Ognuno è artefice del proprio destino; le scelte personali sono le sole che identificano la persona che vogliamo diventare. I traumi che viviamo possono anche tracciare una linea distorta di chi potremmo essere, ma siamo noi a scegliere di seguirne traccia, troppo ciechi, pigri oppure codardi per trovare il coraggio cambiare il tratto e modificarne la sfumatura.

Lo stile

Essendo un fumetto, la storia viene rappresentata con una serie di dialoghi e disegni stilizzati. Le linee sono tondeggianti, i volti allungati e il tratto è sporco mentre il tono delle parole è autoironico e dialettale. Gli unici colori ad essere utilizzati sono il bianco e il nero.
Lo stile autobiografico dal quale l’autore prende spunto si fonde alla cultura popolare, aggiungendo un tocco di pop e sarcasmo, donando alla lettura un’aspetto delicatamente spietato e intelligente. 
In questo volume, i personaggi popolari che influenzano la coscienza di Zerocalcare sono David Gnomo, He-Man, Lord Fener e i tre porcellini.

Successo letterario e ultime uscite dell’autore

Dopo più di 14 ristampe, Un polpo alla gola è considerato un cult letterario. Dal 4 novembre è disponibile anche il formato tascabile nella collana Chihuahua della casa editrice Bao Publishing. 
Il 5 novembre 2025 è uscito il suo ultimo progetto editoriale Nel nido dei serpenti, mentre nel 2026 è prevista l’uscita della terza serie TV ispirata ai suoi fumetti su Netflix.

© Netflix

L’autore

Zerocalcare, pseudonimo di Michele Rech, è un fumettista italiano.
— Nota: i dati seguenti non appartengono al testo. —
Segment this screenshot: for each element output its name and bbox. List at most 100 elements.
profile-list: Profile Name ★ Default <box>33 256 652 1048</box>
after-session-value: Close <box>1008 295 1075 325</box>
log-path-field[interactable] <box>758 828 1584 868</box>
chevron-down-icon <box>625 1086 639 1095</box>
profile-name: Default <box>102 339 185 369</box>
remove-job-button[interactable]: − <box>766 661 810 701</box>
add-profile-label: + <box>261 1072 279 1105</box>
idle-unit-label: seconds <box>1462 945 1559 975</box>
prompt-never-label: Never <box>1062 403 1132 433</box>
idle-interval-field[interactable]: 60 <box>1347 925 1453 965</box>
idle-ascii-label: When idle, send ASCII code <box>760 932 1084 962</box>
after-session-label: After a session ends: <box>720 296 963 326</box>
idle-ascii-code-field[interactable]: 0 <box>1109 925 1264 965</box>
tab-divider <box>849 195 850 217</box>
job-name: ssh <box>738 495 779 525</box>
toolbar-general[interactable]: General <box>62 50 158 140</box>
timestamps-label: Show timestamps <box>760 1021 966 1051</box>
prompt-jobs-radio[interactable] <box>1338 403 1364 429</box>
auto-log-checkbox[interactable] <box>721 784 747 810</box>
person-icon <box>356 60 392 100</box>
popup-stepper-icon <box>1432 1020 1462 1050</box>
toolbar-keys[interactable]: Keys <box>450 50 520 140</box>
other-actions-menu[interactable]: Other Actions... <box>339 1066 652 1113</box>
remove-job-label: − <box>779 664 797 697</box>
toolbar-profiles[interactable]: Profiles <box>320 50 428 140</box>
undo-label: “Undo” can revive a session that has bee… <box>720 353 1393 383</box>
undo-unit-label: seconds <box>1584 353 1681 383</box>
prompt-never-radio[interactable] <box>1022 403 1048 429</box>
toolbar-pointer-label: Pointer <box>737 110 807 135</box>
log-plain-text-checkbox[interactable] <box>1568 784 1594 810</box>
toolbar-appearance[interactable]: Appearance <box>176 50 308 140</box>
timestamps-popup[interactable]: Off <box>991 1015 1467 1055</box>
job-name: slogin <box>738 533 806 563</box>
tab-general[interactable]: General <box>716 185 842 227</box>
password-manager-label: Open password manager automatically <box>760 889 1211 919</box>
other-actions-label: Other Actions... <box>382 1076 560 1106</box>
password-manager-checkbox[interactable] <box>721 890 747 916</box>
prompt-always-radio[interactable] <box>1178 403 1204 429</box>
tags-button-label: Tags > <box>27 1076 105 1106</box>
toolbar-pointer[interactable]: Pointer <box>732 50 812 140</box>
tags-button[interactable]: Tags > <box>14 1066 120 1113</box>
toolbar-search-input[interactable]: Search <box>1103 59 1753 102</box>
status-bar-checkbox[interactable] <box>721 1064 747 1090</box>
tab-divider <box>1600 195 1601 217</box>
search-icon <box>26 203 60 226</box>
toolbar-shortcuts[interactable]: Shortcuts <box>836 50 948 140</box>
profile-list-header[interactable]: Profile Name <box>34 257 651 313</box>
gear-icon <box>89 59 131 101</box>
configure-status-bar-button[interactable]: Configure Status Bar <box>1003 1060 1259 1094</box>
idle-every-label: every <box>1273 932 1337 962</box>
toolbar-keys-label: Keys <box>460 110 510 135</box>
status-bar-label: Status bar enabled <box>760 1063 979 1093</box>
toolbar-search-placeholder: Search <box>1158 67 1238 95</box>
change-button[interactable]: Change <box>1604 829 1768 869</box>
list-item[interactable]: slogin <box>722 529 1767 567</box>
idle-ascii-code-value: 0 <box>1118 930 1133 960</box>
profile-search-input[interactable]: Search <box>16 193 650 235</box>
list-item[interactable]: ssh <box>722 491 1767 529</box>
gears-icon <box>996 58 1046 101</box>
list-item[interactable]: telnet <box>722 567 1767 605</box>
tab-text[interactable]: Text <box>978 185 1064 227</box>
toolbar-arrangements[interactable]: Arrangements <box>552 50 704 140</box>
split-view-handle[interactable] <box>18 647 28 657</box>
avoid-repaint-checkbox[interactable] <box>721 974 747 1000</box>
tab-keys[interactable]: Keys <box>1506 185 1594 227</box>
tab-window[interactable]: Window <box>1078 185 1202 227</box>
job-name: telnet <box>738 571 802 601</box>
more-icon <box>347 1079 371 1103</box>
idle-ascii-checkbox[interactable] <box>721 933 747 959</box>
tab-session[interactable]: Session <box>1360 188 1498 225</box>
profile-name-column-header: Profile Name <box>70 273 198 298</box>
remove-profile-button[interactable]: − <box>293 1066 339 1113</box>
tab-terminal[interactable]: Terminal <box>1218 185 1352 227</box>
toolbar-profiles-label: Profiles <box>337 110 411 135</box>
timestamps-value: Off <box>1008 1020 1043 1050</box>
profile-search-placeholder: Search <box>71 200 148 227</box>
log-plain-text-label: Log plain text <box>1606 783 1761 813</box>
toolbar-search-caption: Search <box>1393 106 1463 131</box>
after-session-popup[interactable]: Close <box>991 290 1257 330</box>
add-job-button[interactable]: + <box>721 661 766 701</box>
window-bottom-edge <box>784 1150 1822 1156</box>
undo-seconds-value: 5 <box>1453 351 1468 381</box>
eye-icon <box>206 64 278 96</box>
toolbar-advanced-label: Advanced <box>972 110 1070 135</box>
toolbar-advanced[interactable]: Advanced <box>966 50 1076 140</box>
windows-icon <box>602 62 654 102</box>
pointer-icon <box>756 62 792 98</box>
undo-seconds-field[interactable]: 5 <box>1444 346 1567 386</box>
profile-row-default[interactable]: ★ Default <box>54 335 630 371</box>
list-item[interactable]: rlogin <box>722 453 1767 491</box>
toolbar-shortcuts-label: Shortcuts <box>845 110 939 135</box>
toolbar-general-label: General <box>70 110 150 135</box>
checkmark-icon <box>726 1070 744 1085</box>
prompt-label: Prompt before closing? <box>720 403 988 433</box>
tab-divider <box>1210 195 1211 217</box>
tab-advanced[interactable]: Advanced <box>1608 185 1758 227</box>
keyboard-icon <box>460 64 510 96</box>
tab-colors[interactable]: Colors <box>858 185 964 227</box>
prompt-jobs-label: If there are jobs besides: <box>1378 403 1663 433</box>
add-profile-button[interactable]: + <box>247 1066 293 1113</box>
Realizza i suoi primi lavori appena dopo le scuole superiori realizzando un racconto a fumetti delle giornate del G8 di Genova del 2001. Ha collaborato con il quotidiano Liberazione e con le riviste Carta, Repubblica XL e Internazionale.
Del 2011 è il suo primo libro a fumetti, La profezia dell’armadillo, pubblicato prima da Edizioni Graficart e poi da Bao Publishing che continuerà a pubblicare i suoi successivi lavori, come Un polpo alla gola (2012), Ogni maledetto lunedì su due (2013), Dodici (2013), Dimentica il mio nome (2014), L’elenco telefonico degli accolli (2015), Kobane calling (2016), Macerie prime (2016), La scuola di pizze in faccia del professor Calcare (2019), Scheletri (2020), A babbo morto (2020), Niente di nuovo sul fronte di Rebibbia (2021), No sleep till Shengal (2022), Animation Art Book (2023), Enciclopedia Calcarea (2023), Quando muori resta a me (2024), Nel nido dei serpenti (2025).
Dalle sue opere sono state tratte serie TV NetflixStrappare lungo i bordi (2021), Questo mondo non mi renderà cattivo (2023).